Despite the fact that the connection between the use of pesticides — particularly those that are nicotine-based — and harm to bees, Canada has been slow to move to ban or even limit the use of neonicotinoids. The ban announced earlier this year by Canada’s Pest Management Regulatory Agency has a three- to five-year phase in time, which is much slower than that in many European countries.
But a bee is not just a bee
There are bees, and then there are bees. In particular, there are bumble bees and there are honey bees. Bumble bees are wild and honey bees are, largely, domesticated. They look quite different from one another: bumble bees are larger and have more body hairs than the slender honey bee, which has an abdomen that is more pointed.
Wasps and hornets are the main stinging culprits, although both bumble bees and honey bees will sting, especially if they feel their hives are threatened.

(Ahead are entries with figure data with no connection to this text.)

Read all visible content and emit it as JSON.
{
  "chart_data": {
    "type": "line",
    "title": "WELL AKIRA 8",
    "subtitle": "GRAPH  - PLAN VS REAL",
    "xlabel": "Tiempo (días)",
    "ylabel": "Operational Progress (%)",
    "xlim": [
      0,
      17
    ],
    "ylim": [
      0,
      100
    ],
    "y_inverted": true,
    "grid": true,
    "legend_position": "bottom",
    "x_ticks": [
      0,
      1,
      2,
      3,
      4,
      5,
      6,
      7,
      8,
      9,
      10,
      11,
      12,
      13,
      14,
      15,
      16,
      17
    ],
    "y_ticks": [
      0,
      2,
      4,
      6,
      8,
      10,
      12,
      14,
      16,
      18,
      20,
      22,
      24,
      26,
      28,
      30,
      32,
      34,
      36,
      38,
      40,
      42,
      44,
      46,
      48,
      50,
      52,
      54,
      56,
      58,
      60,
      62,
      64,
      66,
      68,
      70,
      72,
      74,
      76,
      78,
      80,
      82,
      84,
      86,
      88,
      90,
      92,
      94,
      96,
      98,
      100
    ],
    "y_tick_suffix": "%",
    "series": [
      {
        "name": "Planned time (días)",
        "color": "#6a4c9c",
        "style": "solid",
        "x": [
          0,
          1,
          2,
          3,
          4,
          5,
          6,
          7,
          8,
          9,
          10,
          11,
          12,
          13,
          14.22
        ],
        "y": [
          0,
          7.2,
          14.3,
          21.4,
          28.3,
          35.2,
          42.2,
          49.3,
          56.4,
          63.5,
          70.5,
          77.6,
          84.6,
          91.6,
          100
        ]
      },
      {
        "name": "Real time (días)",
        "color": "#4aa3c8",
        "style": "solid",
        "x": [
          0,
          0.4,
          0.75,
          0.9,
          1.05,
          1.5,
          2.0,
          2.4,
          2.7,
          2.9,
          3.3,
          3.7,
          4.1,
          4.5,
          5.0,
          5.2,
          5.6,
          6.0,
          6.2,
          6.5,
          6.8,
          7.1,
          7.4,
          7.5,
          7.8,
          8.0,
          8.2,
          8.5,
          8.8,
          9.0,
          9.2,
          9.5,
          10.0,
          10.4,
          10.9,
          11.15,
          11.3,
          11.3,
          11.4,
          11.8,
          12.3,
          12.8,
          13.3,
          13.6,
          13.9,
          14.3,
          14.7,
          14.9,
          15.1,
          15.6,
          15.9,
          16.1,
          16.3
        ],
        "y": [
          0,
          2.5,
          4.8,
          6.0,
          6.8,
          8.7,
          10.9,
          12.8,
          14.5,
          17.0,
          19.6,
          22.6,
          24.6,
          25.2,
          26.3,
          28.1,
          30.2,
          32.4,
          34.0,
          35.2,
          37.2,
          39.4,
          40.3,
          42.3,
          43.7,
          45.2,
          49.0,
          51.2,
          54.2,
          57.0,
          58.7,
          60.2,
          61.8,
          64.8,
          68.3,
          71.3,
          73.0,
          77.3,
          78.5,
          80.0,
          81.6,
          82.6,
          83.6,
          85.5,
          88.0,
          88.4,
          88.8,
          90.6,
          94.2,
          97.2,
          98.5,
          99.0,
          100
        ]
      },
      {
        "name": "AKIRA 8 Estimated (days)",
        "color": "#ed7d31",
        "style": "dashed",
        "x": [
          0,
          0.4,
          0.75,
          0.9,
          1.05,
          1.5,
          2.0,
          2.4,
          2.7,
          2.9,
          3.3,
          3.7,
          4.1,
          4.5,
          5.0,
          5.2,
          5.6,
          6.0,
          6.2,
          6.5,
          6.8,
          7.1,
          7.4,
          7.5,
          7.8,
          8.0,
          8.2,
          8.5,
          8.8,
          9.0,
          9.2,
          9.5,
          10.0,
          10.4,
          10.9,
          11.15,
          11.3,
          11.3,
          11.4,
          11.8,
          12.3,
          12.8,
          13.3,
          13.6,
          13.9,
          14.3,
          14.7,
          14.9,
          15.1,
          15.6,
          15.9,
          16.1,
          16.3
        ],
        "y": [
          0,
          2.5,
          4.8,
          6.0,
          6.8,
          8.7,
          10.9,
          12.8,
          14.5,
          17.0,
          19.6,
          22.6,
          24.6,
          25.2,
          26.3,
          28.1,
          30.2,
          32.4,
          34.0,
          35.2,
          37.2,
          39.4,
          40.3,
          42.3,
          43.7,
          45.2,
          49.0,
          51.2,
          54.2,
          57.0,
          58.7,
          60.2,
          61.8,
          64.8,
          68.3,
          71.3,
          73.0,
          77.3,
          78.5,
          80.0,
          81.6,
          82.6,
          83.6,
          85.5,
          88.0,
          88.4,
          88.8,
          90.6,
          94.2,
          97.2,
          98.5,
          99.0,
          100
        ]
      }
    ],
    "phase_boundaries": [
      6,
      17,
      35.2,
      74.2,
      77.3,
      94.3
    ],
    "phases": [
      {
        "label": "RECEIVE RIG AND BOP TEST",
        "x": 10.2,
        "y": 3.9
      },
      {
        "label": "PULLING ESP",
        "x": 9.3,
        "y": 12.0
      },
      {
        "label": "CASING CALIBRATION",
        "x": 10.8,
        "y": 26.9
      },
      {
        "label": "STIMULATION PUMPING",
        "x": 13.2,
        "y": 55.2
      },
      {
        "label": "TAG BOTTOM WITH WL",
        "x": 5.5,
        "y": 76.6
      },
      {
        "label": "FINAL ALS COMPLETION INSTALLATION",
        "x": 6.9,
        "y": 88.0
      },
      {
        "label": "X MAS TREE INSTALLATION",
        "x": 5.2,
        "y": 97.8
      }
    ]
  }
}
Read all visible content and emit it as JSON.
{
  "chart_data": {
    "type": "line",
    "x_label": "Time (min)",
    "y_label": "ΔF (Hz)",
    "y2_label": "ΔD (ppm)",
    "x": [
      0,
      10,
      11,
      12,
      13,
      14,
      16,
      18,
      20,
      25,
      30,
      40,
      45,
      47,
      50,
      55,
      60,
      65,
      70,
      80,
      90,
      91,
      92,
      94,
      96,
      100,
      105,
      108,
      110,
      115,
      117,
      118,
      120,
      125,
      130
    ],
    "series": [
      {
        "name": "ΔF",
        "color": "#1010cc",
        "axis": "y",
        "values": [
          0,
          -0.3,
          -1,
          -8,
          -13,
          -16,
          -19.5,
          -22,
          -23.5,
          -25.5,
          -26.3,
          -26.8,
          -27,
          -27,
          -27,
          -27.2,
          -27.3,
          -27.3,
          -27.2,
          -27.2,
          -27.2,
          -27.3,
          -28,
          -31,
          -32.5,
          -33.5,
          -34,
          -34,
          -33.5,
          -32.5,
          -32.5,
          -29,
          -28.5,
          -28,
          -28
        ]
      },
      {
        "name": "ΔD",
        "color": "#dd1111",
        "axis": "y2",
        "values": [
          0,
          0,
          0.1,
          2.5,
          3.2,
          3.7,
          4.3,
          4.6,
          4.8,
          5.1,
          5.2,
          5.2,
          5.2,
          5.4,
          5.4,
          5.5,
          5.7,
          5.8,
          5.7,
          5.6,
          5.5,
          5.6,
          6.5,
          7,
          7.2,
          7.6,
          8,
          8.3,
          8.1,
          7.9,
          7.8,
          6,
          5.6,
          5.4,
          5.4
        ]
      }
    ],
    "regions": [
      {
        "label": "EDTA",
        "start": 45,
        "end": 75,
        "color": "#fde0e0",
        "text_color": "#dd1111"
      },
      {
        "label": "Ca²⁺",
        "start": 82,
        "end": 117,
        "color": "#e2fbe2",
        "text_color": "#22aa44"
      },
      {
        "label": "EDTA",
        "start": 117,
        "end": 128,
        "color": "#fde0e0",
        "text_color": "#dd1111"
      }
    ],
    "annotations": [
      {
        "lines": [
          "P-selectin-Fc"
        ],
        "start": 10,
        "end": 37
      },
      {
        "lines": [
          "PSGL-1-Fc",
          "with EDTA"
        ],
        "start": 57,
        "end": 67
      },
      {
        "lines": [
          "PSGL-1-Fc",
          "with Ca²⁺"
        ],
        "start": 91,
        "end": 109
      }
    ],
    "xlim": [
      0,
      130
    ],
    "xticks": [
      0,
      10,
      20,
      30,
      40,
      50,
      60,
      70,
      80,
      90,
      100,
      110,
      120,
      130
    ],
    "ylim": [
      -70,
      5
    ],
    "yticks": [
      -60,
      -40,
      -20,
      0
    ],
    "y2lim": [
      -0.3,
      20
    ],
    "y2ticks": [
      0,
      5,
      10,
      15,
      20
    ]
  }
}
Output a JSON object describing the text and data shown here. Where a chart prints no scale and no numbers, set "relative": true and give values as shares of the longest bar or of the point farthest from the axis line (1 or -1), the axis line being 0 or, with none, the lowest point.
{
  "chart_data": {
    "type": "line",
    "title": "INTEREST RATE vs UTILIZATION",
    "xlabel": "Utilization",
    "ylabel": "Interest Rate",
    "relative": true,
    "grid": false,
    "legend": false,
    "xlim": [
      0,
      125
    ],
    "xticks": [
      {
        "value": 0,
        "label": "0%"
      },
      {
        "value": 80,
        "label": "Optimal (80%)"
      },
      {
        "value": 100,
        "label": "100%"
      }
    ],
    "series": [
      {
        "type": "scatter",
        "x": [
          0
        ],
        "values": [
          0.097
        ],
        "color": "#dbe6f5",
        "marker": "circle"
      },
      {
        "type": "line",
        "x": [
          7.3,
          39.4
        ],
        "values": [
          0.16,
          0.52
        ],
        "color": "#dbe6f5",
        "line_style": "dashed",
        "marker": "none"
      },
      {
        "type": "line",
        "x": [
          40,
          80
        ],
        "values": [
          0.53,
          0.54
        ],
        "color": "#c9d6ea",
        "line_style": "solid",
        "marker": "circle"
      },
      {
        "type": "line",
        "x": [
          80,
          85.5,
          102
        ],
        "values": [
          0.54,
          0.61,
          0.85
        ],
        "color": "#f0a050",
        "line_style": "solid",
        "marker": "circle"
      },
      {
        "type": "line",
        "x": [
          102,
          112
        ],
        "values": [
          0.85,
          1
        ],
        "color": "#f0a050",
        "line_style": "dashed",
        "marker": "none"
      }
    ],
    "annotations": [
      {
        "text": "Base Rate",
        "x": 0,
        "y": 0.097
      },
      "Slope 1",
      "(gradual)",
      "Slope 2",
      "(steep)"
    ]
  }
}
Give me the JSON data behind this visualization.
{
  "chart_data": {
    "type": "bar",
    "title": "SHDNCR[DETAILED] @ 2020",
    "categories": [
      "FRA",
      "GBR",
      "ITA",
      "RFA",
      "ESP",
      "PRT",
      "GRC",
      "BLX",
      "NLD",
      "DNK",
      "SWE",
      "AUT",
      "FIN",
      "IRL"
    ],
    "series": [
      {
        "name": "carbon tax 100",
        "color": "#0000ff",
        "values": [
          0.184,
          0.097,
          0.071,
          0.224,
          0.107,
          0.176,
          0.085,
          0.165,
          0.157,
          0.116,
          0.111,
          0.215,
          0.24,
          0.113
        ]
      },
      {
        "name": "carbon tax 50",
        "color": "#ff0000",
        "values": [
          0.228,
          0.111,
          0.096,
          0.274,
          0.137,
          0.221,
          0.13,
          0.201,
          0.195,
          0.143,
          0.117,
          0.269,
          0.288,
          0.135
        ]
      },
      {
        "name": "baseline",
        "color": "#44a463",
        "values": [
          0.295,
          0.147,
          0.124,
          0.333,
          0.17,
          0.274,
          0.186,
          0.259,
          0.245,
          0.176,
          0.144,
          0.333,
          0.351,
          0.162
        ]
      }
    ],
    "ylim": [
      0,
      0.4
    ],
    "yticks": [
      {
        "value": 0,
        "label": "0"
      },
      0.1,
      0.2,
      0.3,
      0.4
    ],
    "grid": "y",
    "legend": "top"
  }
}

While both the bumble bee and honey bee provide free pollination services to crops such as apples, blueberries, tomatoes and legumes as well as wildflowers, shrubs and trees, the bumble bee is twice as effective.
Who’s at risk?
Both kinds of bees pay the price of human-caused climate change, loss of habitat and pesticide use. However, the bumble bee is especially threatened: Canadian researchers warn that this bee, which makes up 42 of the 850 species of bees in Canada is facing imminent extinction. Its “area of occurrence” has decreased by 70 percent and its abundance by 89 percent between 2007 and 2016 over the previous 100 years. For example, in the 1970s, the rusty patched bumble bee was one of the most common bees in eastern North America but it has been seen only twice since 2004.
Bumble Bee Watch is a collaborative effort to track and conserve North America’s bumble bees. People are encouraged to take photos of any bumble bees they see and send them to the organization, which will identify them and post the photos to its website. An interactive map allows people to find out more about bumble bees in specific parts of the continent. The map lists 46 species, with such enticing names as the confusing bumble bee, the cryptic bumble bee and the indiscriminate cuckoo bumble bee.
Honey bees, on the other hand, are not threatened to nearly the same extent. And, in fact, the fascination with honey bees coupled with a huge surge in urban honey beekeeping across North America, may be a threat to the population of wild bumble bees as they compete for the same sources of food.
What should we be doing?
We can’t save bumble bees just by increasing the number of other kind of bees. As Sheila Colla, York University ecologist says:
“We would never do that with other animals. It would be like throwing some Asian carp into Lake Ontario to save the fish.”
This isn’t to say there is no role for urban honey beekeeping, just that we need to do more than have neighbourhood bee hives.
Here are some other suggestions for action.
Canada is heading into a federal election issue. Ask your local candidates whether they support speeding up Canada’s ban on neonic pesticides. If other countries could do this quickly, there is no reason we can’t.
Make addressing climate change an election issue, to preserve the future of all of us, including bumble bees.
If you have space, plant a garden, no matter how small, because it will increase habitat for bumble bees. You can take steps to make that garden attractive to bees by growing native plants in a variety of bright colours. Ensure you have plants that will bloom for as much of the year as possible. Include milkweed in your plantings — bees like them, and so do monarch butterflies.
Rather than covering your whole garden with mulch, leave some bare ground for those bees that dig their nests underground. Plant flowers around your vegetable garden to draw bumble bees closer and encourage them to pollinate your garden.
And, the next time a bumble bee is buzzing around your head, think of all the pollinating it is doing for you and don’t swat it.
As Sheila Colla says:
“Humans are notoriously bad at managing the environment. One of the best things we can do is step back, learn about the species we do have and not try to manage.”